François Sureau, entre la confesión y la ficción

Este pequeño relato de menos de cincuenta páginas ha conmocionado a Francia y creo que emocionará a todos los lectores que se acerquen a él. Está escrito por un jurista que a principios de los ochenta, cuando tenía menos de treinta años, trabajaba en París en la sala de apelaciones a la que se dirigían aquellas personas a las que no se había concedido el Estatuto de Refugiado, después de haberlo solicitado. Sureau era el encargado de realizar los informes en los que basaban sus sentencias magistrados de gran prestigio jurídico.

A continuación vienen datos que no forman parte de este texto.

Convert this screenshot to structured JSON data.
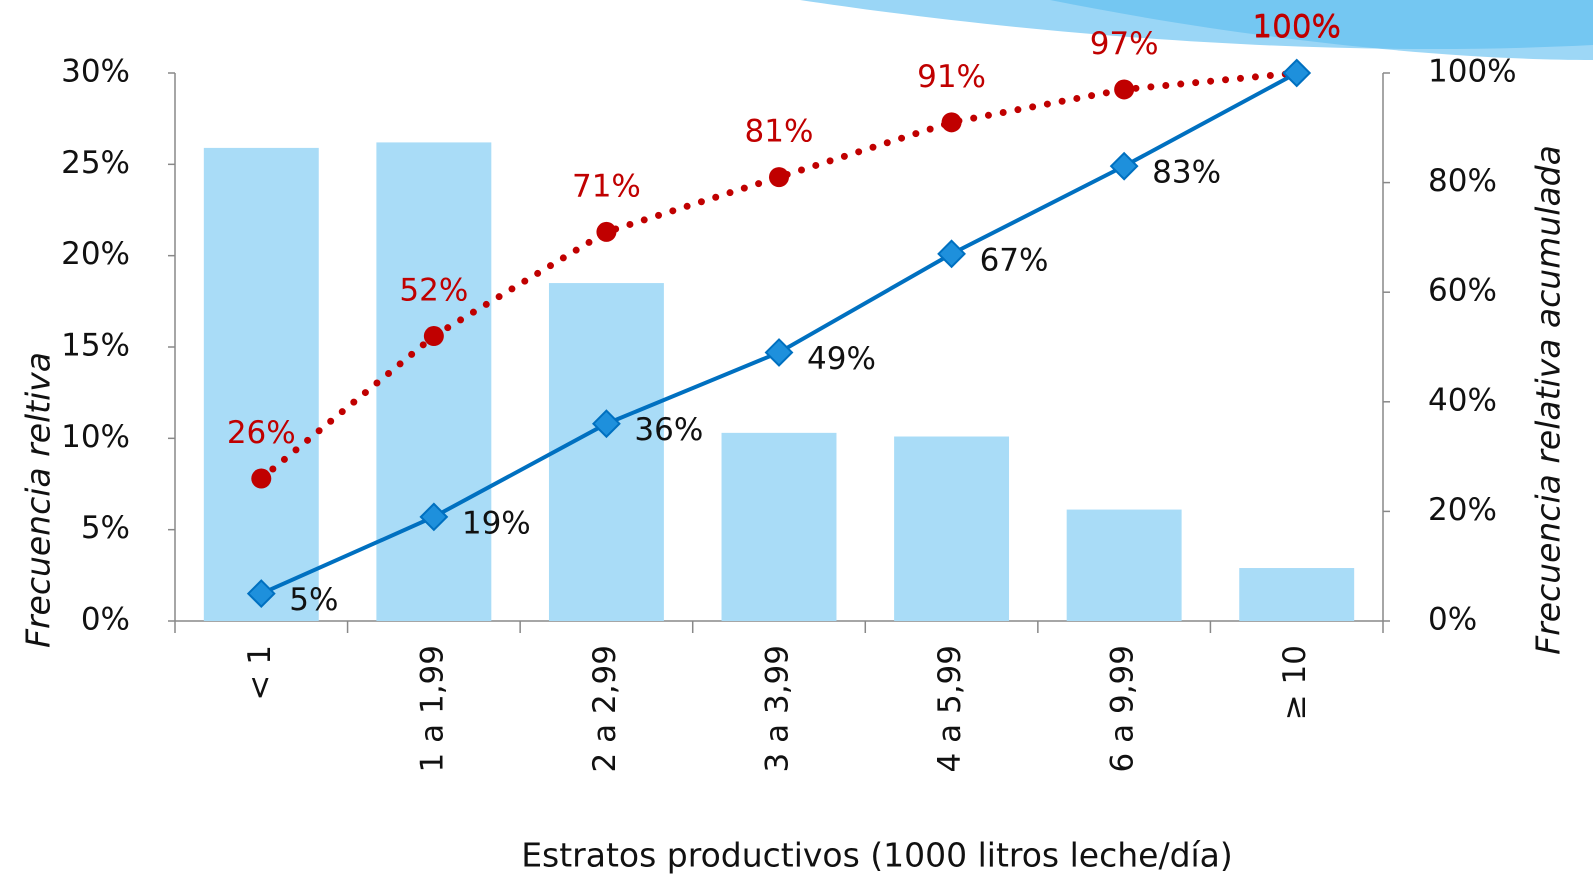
{
  "chart_data": {
    "type": "combo",
    "x_label": "Estratos productivos (1000 litros leche/día)",
    "y_label": "Frecuencia reltiva",
    "y2_label": "Frecuencia relativa acumulada",
    "categories": [
      "< 1",
      "1 a 1,99",
      "2 a 2,99",
      "3 a 3,99",
      "4 a 5,99",
      "6 a 9,99",
      "≥ 10"
    ],
    "series": [
      {
        "type": "bar",
        "color": "#a9dcf7",
        "values": [
          25.9,
          26.2,
          18.5,
          10.3,
          10.1,
          6.1,
          2.9
        ]
      },
      {
        "type": "line",
        "axis": "y2",
        "color": "#c00000",
        "marker": "circle",
        "dash": "dotted",
        "values": [
          26,
          52,
          71,
          81,
          91,
          97,
          100
        ],
        "value_labels": [
          "26%",
          "52%",
          "71%",
          "81%",
          "91%",
          "97%",
          "100%"
        ]
      },
      {
        "type": "line",
        "axis": "y2",
        "color": "#0070c0",
        "marker": "diamond",
        "dash": "solid",
        "values": [
          5,
          19,
          36,
          49,
          67,
          83,
          100
        ],
        "value_labels": [
          "5%",
          "19%",
          "36%",
          "49%",
          "67%",
          "83%",
          "100%"
        ]
      }
    ],
    "ylim": [
      0,
      30
    ],
    "yticks": [
      {
        "value": 0,
        "label": "0%"
      },
      {
        "value": 5,
        "label": "5%"
      },
      {
        "value": 10,
        "label": "10%"
      },
      {
        "value": 15,
        "label": "15%"
      },
      {
        "value": 20,
        "label": "20%"
      },
      {
        "value": 25,
        "label": "25%"
      },
      {
        "value": 30,
        "label": "30%"
      }
    ],
    "y2lim": [
      0,
      100
    ],
    "y2ticks": [
      {
        "value": 0,
        "label": "0%"
      },
      {
        "value": 20,
        "label": "20%"
      },
      {
        "value": 40,
        "label": "40%"
      },
      {
        "value": 60,
        "label": "60%"
      },
      {
        "value": 80,
        "label": "80%"
      },
      {
        "value": 100,
        "label": "100%"
      }
    ]
  }
}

En un momento determinado llegó a sus manos una petición de renovación de la carta de refugiado de un antiguo militante de ETA, Javier Ibarrategui, que hacía tiempo había abandonado la organización, justo después del atentado contra Carrero Blanco, y que había condenado la violencia. En esos tiempos, en Euskal Herria, sobre todo en Iparralde, campaba el GAL a sus anchas con la aquiescencia de una parte del gobierno socialista de Felipe González y el “laissez faire” de muchos policías franceses. LIBRO El camino de los difuntosLos jueces franceses habían comenzado a aplicar la nueva doctrina aceptada por el gobierno de Miterrand: “España era ya una democracia y por tanto no podía haber refugiados, es decir, no podían existir oficialmente perseguidos políticos españoles”. Todo parecía claro para el joven jurista, a pesar de las reticencias del ex miembro de ETA que aducía podía ser asesinado por sus antiguos compañeros ó por el GAL.

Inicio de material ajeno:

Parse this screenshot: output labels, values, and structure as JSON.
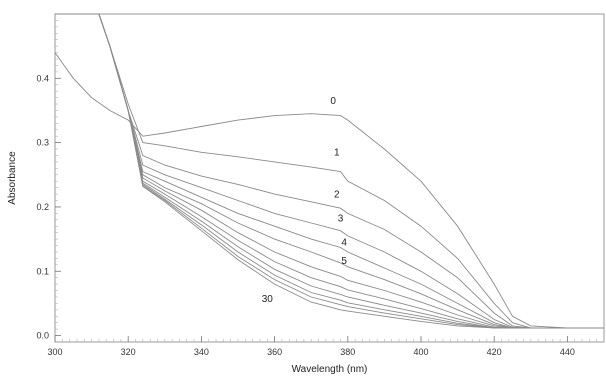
{
  "chart_data": {
    "type": "line",
    "title": "",
    "xlabel": "Wavelength (nm)",
    "ylabel": "Absorbance",
    "xlim": [
      300,
      450
    ],
    "ylim": [
      -0.01,
      0.5
    ],
    "x_ticks": [
      300,
      320,
      340,
      360,
      380,
      400,
      420,
      440
    ],
    "y_ticks": [
      0.0,
      0.1,
      0.2,
      0.3,
      0.4
    ],
    "y_tick_labels": [
      "0.0",
      "0.1",
      "0.2",
      "0.3",
      "0.4"
    ],
    "grid": false,
    "line_color": "#8a8a8a",
    "series": [
      {
        "name": "0",
        "label_at": [
          376,
          0.36
        ],
        "points": [
          [
            300,
            0.44
          ],
          [
            305,
            0.4
          ],
          [
            310,
            0.37
          ],
          [
            315,
            0.35
          ],
          [
            320,
            0.335
          ],
          [
            324,
            0.31
          ],
          [
            330,
            0.315
          ],
          [
            340,
            0.325
          ],
          [
            350,
            0.335
          ],
          [
            360,
            0.342
          ],
          [
            370,
            0.345
          ],
          [
            378,
            0.342
          ],
          [
            380,
            0.335
          ],
          [
            390,
            0.29
          ],
          [
            400,
            0.24
          ],
          [
            410,
            0.17
          ],
          [
            420,
            0.08
          ],
          [
            425,
            0.03
          ],
          [
            430,
            0.015
          ],
          [
            440,
            0.012
          ],
          [
            450,
            0.012
          ]
        ]
      },
      {
        "name": "1",
        "label_at": [
          377,
          0.28
        ],
        "points": [
          [
            300,
            0.5
          ],
          [
            312,
            0.5
          ],
          [
            315,
            0.45
          ],
          [
            320,
            0.36
          ],
          [
            324,
            0.3
          ],
          [
            330,
            0.295
          ],
          [
            340,
            0.285
          ],
          [
            350,
            0.278
          ],
          [
            360,
            0.27
          ],
          [
            370,
            0.262
          ],
          [
            378,
            0.255
          ],
          [
            380,
            0.24
          ],
          [
            390,
            0.21
          ],
          [
            400,
            0.17
          ],
          [
            410,
            0.12
          ],
          [
            420,
            0.05
          ],
          [
            425,
            0.02
          ],
          [
            430,
            0.012
          ],
          [
            440,
            0.012
          ],
          [
            450,
            0.012
          ]
        ]
      },
      {
        "name": "2",
        "label_at": [
          377,
          0.215
        ],
        "points": [
          [
            300,
            0.5
          ],
          [
            312,
            0.5
          ],
          [
            315,
            0.45
          ],
          [
            320,
            0.35
          ],
          [
            324,
            0.28
          ],
          [
            330,
            0.265
          ],
          [
            340,
            0.248
          ],
          [
            350,
            0.235
          ],
          [
            360,
            0.22
          ],
          [
            370,
            0.208
          ],
          [
            378,
            0.198
          ],
          [
            380,
            0.19
          ],
          [
            390,
            0.165
          ],
          [
            400,
            0.13
          ],
          [
            410,
            0.09
          ],
          [
            420,
            0.035
          ],
          [
            425,
            0.015
          ],
          [
            430,
            0.012
          ],
          [
            440,
            0.012
          ],
          [
            450,
            0.012
          ]
        ]
      },
      {
        "name": "3",
        "label_at": [
          378,
          0.177
        ],
        "points": [
          [
            300,
            0.5
          ],
          [
            312,
            0.5
          ],
          [
            315,
            0.45
          ],
          [
            320,
            0.35
          ],
          [
            324,
            0.265
          ],
          [
            330,
            0.25
          ],
          [
            340,
            0.23
          ],
          [
            350,
            0.21
          ],
          [
            360,
            0.19
          ],
          [
            370,
            0.175
          ],
          [
            378,
            0.163
          ],
          [
            380,
            0.155
          ],
          [
            390,
            0.13
          ],
          [
            400,
            0.1
          ],
          [
            410,
            0.065
          ],
          [
            420,
            0.025
          ],
          [
            425,
            0.013
          ],
          [
            430,
            0.012
          ],
          [
            440,
            0.012
          ],
          [
            450,
            0.012
          ]
        ]
      },
      {
        "name": "4",
        "label_at": [
          379,
          0.14
        ],
        "points": [
          [
            300,
            0.5
          ],
          [
            312,
            0.5
          ],
          [
            315,
            0.45
          ],
          [
            320,
            0.35
          ],
          [
            324,
            0.255
          ],
          [
            330,
            0.24
          ],
          [
            340,
            0.215
          ],
          [
            350,
            0.19
          ],
          [
            360,
            0.17
          ],
          [
            370,
            0.15
          ],
          [
            378,
            0.137
          ],
          [
            380,
            0.13
          ],
          [
            390,
            0.105
          ],
          [
            400,
            0.08
          ],
          [
            410,
            0.05
          ],
          [
            420,
            0.02
          ],
          [
            425,
            0.012
          ],
          [
            430,
            0.012
          ],
          [
            440,
            0.012
          ],
          [
            450,
            0.012
          ]
        ]
      },
      {
        "name": "5",
        "label_at": [
          379,
          0.111
        ],
        "points": [
          [
            300,
            0.5
          ],
          [
            312,
            0.5
          ],
          [
            315,
            0.45
          ],
          [
            320,
            0.35
          ],
          [
            324,
            0.25
          ],
          [
            330,
            0.23
          ],
          [
            340,
            0.205
          ],
          [
            350,
            0.175
          ],
          [
            360,
            0.15
          ],
          [
            370,
            0.13
          ],
          [
            378,
            0.113
          ],
          [
            380,
            0.107
          ],
          [
            390,
            0.087
          ],
          [
            400,
            0.065
          ],
          [
            410,
            0.04
          ],
          [
            420,
            0.017
          ],
          [
            425,
            0.012
          ],
          [
            430,
            0.012
          ],
          [
            440,
            0.012
          ],
          [
            450,
            0.012
          ]
        ]
      },
      {
        "name": "",
        "points": [
          [
            300,
            0.5
          ],
          [
            312,
            0.5
          ],
          [
            315,
            0.45
          ],
          [
            320,
            0.35
          ],
          [
            324,
            0.245
          ],
          [
            330,
            0.225
          ],
          [
            340,
            0.195
          ],
          [
            350,
            0.16
          ],
          [
            360,
            0.13
          ],
          [
            370,
            0.107
          ],
          [
            378,
            0.092
          ],
          [
            380,
            0.086
          ],
          [
            390,
            0.07
          ],
          [
            400,
            0.052
          ],
          [
            410,
            0.032
          ],
          [
            420,
            0.015
          ],
          [
            425,
            0.012
          ],
          [
            430,
            0.012
          ],
          [
            440,
            0.012
          ],
          [
            450,
            0.012
          ]
        ]
      },
      {
        "name": "",
        "points": [
          [
            300,
            0.5
          ],
          [
            312,
            0.5
          ],
          [
            315,
            0.45
          ],
          [
            320,
            0.35
          ],
          [
            324,
            0.24
          ],
          [
            330,
            0.22
          ],
          [
            340,
            0.185
          ],
          [
            350,
            0.148
          ],
          [
            360,
            0.115
          ],
          [
            370,
            0.09
          ],
          [
            378,
            0.076
          ],
          [
            380,
            0.071
          ],
          [
            390,
            0.057
          ],
          [
            400,
            0.042
          ],
          [
            410,
            0.026
          ],
          [
            420,
            0.013
          ],
          [
            425,
            0.012
          ],
          [
            430,
            0.012
          ],
          [
            440,
            0.012
          ],
          [
            450,
            0.012
          ]
        ]
      },
      {
        "name": "",
        "points": [
          [
            300,
            0.5
          ],
          [
            312,
            0.5
          ],
          [
            315,
            0.45
          ],
          [
            320,
            0.35
          ],
          [
            324,
            0.237
          ],
          [
            330,
            0.215
          ],
          [
            340,
            0.178
          ],
          [
            350,
            0.138
          ],
          [
            360,
            0.103
          ],
          [
            370,
            0.077
          ],
          [
            378,
            0.064
          ],
          [
            380,
            0.06
          ],
          [
            390,
            0.047
          ],
          [
            400,
            0.035
          ],
          [
            410,
            0.022
          ],
          [
            420,
            0.012
          ],
          [
            425,
            0.012
          ],
          [
            430,
            0.012
          ],
          [
            440,
            0.012
          ],
          [
            450,
            0.012
          ]
        ]
      },
      {
        "name": "",
        "points": [
          [
            300,
            0.5
          ],
          [
            312,
            0.5
          ],
          [
            315,
            0.45
          ],
          [
            320,
            0.35
          ],
          [
            324,
            0.235
          ],
          [
            330,
            0.212
          ],
          [
            340,
            0.172
          ],
          [
            350,
            0.13
          ],
          [
            360,
            0.094
          ],
          [
            370,
            0.067
          ],
          [
            378,
            0.055
          ],
          [
            380,
            0.051
          ],
          [
            390,
            0.04
          ],
          [
            400,
            0.03
          ],
          [
            410,
            0.019
          ],
          [
            420,
            0.012
          ],
          [
            425,
            0.012
          ],
          [
            430,
            0.012
          ],
          [
            440,
            0.012
          ],
          [
            450,
            0.012
          ]
        ]
      },
      {
        "name": "",
        "points": [
          [
            300,
            0.5
          ],
          [
            312,
            0.5
          ],
          [
            315,
            0.45
          ],
          [
            320,
            0.35
          ],
          [
            324,
            0.233
          ],
          [
            330,
            0.21
          ],
          [
            340,
            0.167
          ],
          [
            350,
            0.123
          ],
          [
            360,
            0.087
          ],
          [
            370,
            0.06
          ],
          [
            378,
            0.048
          ],
          [
            380,
            0.045
          ],
          [
            390,
            0.035
          ],
          [
            400,
            0.026
          ],
          [
            410,
            0.017
          ],
          [
            420,
            0.012
          ],
          [
            425,
            0.012
          ],
          [
            430,
            0.012
          ],
          [
            440,
            0.012
          ],
          [
            450,
            0.012
          ]
        ]
      },
      {
        "name": "30",
        "label_at": [
          358,
          0.052
        ],
        "points": [
          [
            300,
            0.5
          ],
          [
            312,
            0.5
          ],
          [
            315,
            0.45
          ],
          [
            320,
            0.35
          ],
          [
            324,
            0.232
          ],
          [
            330,
            0.208
          ],
          [
            340,
            0.163
          ],
          [
            350,
            0.118
          ],
          [
            360,
            0.08
          ],
          [
            370,
            0.052
          ],
          [
            378,
            0.04
          ],
          [
            380,
            0.038
          ],
          [
            390,
            0.03
          ],
          [
            400,
            0.022
          ],
          [
            410,
            0.015
          ],
          [
            420,
            0.012
          ],
          [
            425,
            0.012
          ],
          [
            430,
            0.012
          ],
          [
            440,
            0.012
          ],
          [
            450,
            0.012
          ]
        ]
      }
    ]
  }
}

François Sureau publicó este libro hace dos años. Una reflexión sobre lo que sucedió y que no se había atrevido a contar antes a nadie, según sus palabras. Por primera vez el hombre de leyes ponía negro sobre blanco la razón que le hizo abandonar el alto tribunal francés, dedicarse a la abogacía y en particular a la defensa de los demandantes de asilo. El libro es una reflexión sincera y dolorosa sobre el sentimiento de culpa y sobre la necesidad de asumir la penitencia que nos lleve a la redención.

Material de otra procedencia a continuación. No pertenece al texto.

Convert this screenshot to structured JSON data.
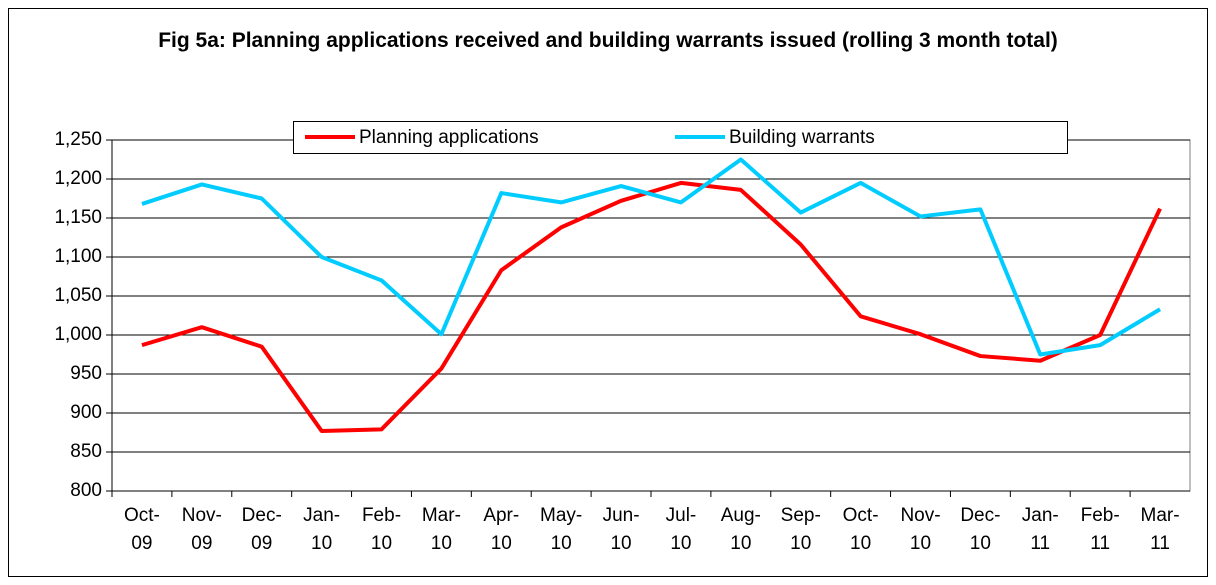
{
  "chart_data": {
    "type": "line",
    "title": "Fig 5a: Planning applications received and building warrants issued (rolling 3 month total)",
    "categories": [
      "Oct-09",
      "Nov-09",
      "Dec-09",
      "Jan-10",
      "Feb-10",
      "Mar-10",
      "Apr-10",
      "May-10",
      "Jun-10",
      "Jul-10",
      "Aug-10",
      "Sep-10",
      "Oct-10",
      "Nov-10",
      "Dec-10",
      "Jan-11",
      "Feb-11",
      "Mar-11"
    ],
    "series": [
      {
        "name": "Planning applications",
        "color": "#ff0000",
        "values": [
          987,
          1010,
          985,
          877,
          879,
          957,
          1083,
          1138,
          1172,
          1195,
          1186,
          1116,
          1024,
          1001,
          973,
          967,
          1000,
          1162
        ]
      },
      {
        "name": "Building warrants",
        "color": "#00ccff",
        "values": [
          1168,
          1193,
          1175,
          1100,
          1070,
          1001,
          1182,
          1170,
          1191,
          1170,
          1225,
          1157,
          1195,
          1152,
          1161,
          975,
          987,
          1033
        ]
      }
    ],
    "ylim": [
      800,
      1250
    ],
    "yticks": [
      {
        "value": 800,
        "label": "800"
      },
      {
        "value": 850,
        "label": "850"
      },
      {
        "value": 900,
        "label": "900"
      },
      {
        "value": 950,
        "label": "950"
      },
      {
        "value": 1000,
        "label": "1,000"
      },
      {
        "value": 1050,
        "label": "1,050"
      },
      {
        "value": 1100,
        "label": "1,100"
      },
      {
        "value": 1150,
        "label": "1,150"
      },
      {
        "value": 1200,
        "label": "1,200"
      },
      {
        "value": 1250,
        "label": "1,250"
      }
    ],
    "grid": true,
    "legend": "top"
  }
}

¿Reflexión sincera? No del todo. Porque el propio escritor ha reconocido abiertamente que Ibarrategui no existió y que tras ese personaje se encuentran varias personas diferentes. ¿Invalida esto el relato? Desde mi punto de vista no, pero está claro que el lector, sabiendo el dato, debe asumir que lo que lee no es una confesión, ó no es una confesión tan solo, que estamos ante una novela con rasgos autobiográficos que le sirve a Sureau para denunciar la forma en que nos enfrentábamos y nos enfrentamos a la obligación de proteger al perseguido por motivos políticos. ¿Es el etarra arrepentido del relato un ser perseguido? Algunos dirán que no, pero yo afirmo que sí, porque independientemente de los hechos cometidos en el pasado, el protagonista principal de este relato era un hombre que temía por su vida por motivos políticos y al que se exponía al asesinato si se decretaba su deportación.

En todo caso El camino de los difuntos, sea novela ó autobiografía camuflada, es un libro soberbio en el que se pueden leer cosas como ésta: “Varias personas a las que quería han muerto y su apariencia, pese a todos mis esfuerzos, se ha borrado de mi memoria. Javier Ibarrategui permanece en ella, como envuelto en nieves perpetuas. La culpa tiene poderes de los que el amor carece”. Impresionante.

Tengo unas ganas locas de leer Iñigo, la breve semblanza que Sureau escribió sobre Iñigo de Loyola, el padre de los jesuitas, y que publicó hace tres años en castellano la editorial Sal Terrae.